The Divine Comedy by Dante Alighieri is one of the best known, and greatest, epic works of literature ever created. Likewise, Salvador Dalí is often regarded as one of the most celebrated and most eccentric creatives within the pantheon of modern European artists. He is undoubtedly the greatest of Surrealists. These two greats come together in this collection of hauntingly gorgeous woodcuts done by Dalí in the 1960s to illustrate Dante’s famous three-part narrative poem.
These images allow us to visualise hell, purgatory, and heaven in a thoroughly modern manner that adds a new perspective to the legendary words of Dante. Dalí used his own iconography and Surrealist imagination to add to and to interpret Dante’s cantos in a fresh way – not an easy task for a 700-year-old text.
This exhibition at the Eames Fine Art Print Room will expose a fresh audience to Dalí’s distinctive Surrealist interpretations of Dante, demonstrating how the legendary Spanish artist’s iconoclastic creative genius was employed in illustrating the legendary Florentine poet’s text.
In 1950, to commemorate the 700th anniversary of Dante’s death, the Italian government commissioned Dalí to illustrate the Divine Comedy. After some conflict, the government terminated the contract, but Dalí was already immersed in the project and unwilling to give it up. He approached a French publisher and his atelier Editions d’art Les Heures Claires, for collaboration.
Each woodblock image represents a canto, or a chapter, of the Divine Comedy. This suite was made by carving 3,500 woodblocks, with approximately 35 separate blocks for each print. Dalí directly supervised the production of these woodblock prints, giving final approval for each of the pieces.

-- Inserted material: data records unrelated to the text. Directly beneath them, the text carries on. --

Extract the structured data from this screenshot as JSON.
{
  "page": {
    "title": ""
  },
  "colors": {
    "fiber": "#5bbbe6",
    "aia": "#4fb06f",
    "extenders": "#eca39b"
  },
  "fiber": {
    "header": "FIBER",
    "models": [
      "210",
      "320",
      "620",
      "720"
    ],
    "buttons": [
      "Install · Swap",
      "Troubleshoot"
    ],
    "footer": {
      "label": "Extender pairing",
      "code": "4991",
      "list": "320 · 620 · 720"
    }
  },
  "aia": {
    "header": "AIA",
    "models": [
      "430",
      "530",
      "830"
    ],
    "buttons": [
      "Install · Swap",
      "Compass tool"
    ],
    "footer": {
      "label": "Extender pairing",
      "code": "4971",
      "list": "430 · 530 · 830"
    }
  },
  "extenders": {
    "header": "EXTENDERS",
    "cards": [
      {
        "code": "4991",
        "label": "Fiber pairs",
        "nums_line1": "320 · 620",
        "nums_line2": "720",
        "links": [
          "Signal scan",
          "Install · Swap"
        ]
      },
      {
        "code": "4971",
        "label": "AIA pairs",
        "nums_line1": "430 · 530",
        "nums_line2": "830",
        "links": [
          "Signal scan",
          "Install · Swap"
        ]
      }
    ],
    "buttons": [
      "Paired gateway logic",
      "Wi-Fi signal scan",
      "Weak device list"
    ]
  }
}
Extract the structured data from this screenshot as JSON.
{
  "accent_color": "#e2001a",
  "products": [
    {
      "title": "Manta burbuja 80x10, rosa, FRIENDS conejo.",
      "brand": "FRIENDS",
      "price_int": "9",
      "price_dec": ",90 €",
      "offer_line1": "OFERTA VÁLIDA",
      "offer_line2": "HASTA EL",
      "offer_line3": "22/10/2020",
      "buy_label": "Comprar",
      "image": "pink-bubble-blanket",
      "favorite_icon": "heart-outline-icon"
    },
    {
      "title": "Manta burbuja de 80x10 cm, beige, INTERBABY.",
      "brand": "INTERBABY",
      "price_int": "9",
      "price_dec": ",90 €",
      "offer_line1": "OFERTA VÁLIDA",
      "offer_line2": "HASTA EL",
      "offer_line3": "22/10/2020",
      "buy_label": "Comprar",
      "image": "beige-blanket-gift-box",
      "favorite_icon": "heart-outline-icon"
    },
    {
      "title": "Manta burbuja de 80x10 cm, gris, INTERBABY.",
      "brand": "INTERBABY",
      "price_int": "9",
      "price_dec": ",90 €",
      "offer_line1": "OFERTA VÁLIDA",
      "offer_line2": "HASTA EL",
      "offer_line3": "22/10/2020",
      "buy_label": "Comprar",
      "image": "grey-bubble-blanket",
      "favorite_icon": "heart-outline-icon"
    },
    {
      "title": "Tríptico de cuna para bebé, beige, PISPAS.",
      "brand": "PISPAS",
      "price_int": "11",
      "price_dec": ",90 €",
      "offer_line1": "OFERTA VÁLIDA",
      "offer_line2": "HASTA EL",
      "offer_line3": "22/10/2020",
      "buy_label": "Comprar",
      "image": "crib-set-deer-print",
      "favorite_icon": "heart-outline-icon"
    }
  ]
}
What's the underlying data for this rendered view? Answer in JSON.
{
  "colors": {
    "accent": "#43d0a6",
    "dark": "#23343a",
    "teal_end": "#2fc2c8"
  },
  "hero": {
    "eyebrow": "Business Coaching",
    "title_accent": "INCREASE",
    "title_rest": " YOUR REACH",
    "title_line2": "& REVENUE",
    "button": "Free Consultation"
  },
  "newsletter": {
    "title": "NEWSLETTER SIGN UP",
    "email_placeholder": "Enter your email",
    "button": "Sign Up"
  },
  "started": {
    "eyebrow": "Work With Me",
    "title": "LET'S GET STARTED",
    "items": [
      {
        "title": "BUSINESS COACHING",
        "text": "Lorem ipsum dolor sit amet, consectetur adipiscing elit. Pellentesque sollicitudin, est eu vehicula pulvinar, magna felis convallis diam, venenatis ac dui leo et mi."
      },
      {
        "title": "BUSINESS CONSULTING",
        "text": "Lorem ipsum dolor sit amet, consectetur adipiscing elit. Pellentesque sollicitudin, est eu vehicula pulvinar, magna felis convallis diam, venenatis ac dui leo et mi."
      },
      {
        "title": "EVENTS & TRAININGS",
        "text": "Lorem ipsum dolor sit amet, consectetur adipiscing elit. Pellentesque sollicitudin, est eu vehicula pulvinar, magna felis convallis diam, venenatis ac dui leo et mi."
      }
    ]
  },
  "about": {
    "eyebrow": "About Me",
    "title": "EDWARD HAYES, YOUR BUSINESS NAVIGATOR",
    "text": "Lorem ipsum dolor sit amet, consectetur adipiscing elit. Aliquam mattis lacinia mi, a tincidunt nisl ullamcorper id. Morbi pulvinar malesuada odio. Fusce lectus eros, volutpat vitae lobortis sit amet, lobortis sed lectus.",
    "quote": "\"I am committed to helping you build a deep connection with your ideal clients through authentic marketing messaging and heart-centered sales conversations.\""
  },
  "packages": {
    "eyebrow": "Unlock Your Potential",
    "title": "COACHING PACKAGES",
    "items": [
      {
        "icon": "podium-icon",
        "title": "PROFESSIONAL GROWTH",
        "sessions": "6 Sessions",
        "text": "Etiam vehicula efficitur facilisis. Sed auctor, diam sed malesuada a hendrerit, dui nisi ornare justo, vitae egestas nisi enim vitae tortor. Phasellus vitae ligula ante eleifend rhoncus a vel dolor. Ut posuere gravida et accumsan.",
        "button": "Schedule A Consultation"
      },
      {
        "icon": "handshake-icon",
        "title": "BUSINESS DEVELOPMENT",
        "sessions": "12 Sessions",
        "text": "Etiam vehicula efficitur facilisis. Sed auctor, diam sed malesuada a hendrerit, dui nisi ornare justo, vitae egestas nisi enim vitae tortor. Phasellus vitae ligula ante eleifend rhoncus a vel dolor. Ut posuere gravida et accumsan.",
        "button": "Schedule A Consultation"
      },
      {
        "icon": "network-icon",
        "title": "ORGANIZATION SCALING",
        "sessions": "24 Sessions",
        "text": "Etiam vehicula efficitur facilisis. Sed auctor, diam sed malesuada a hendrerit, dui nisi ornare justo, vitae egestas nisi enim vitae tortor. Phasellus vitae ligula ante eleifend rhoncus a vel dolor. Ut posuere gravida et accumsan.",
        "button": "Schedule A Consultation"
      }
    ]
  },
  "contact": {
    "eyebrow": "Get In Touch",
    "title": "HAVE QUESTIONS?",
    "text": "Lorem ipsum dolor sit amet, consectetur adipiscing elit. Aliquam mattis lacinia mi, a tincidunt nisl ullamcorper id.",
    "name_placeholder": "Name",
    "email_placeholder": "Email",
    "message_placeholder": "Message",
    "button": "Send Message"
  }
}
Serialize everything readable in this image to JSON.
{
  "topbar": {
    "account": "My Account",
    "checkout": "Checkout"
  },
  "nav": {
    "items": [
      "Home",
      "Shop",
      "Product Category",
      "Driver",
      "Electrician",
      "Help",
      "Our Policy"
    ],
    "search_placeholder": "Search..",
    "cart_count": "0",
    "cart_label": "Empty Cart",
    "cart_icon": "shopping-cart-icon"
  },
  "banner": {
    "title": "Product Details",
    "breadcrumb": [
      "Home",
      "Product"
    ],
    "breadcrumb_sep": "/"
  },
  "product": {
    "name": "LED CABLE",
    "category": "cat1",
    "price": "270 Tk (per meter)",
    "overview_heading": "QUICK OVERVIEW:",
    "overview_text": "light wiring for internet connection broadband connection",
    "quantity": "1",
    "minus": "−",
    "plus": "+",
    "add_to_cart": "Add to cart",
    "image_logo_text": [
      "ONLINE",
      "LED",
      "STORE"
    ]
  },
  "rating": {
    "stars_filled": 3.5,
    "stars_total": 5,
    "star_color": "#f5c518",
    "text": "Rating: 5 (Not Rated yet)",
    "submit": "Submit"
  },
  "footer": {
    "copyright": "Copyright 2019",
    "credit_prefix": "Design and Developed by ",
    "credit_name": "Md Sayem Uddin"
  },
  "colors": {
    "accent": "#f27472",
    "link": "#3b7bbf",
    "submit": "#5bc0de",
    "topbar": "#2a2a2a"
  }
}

Throughout his long artistic career, printmaking and book illustrations were important to Dalí – as seen through these stunning illustrations of the Divine Comedy. Dalí also executed illustrations for other literary classics, such as Don Quixote, The Arabian Nights, and Macbeth. Dali himself thought this suite to be one of the most important in his career and it is considered by many today to be his most notable total body of graphic work.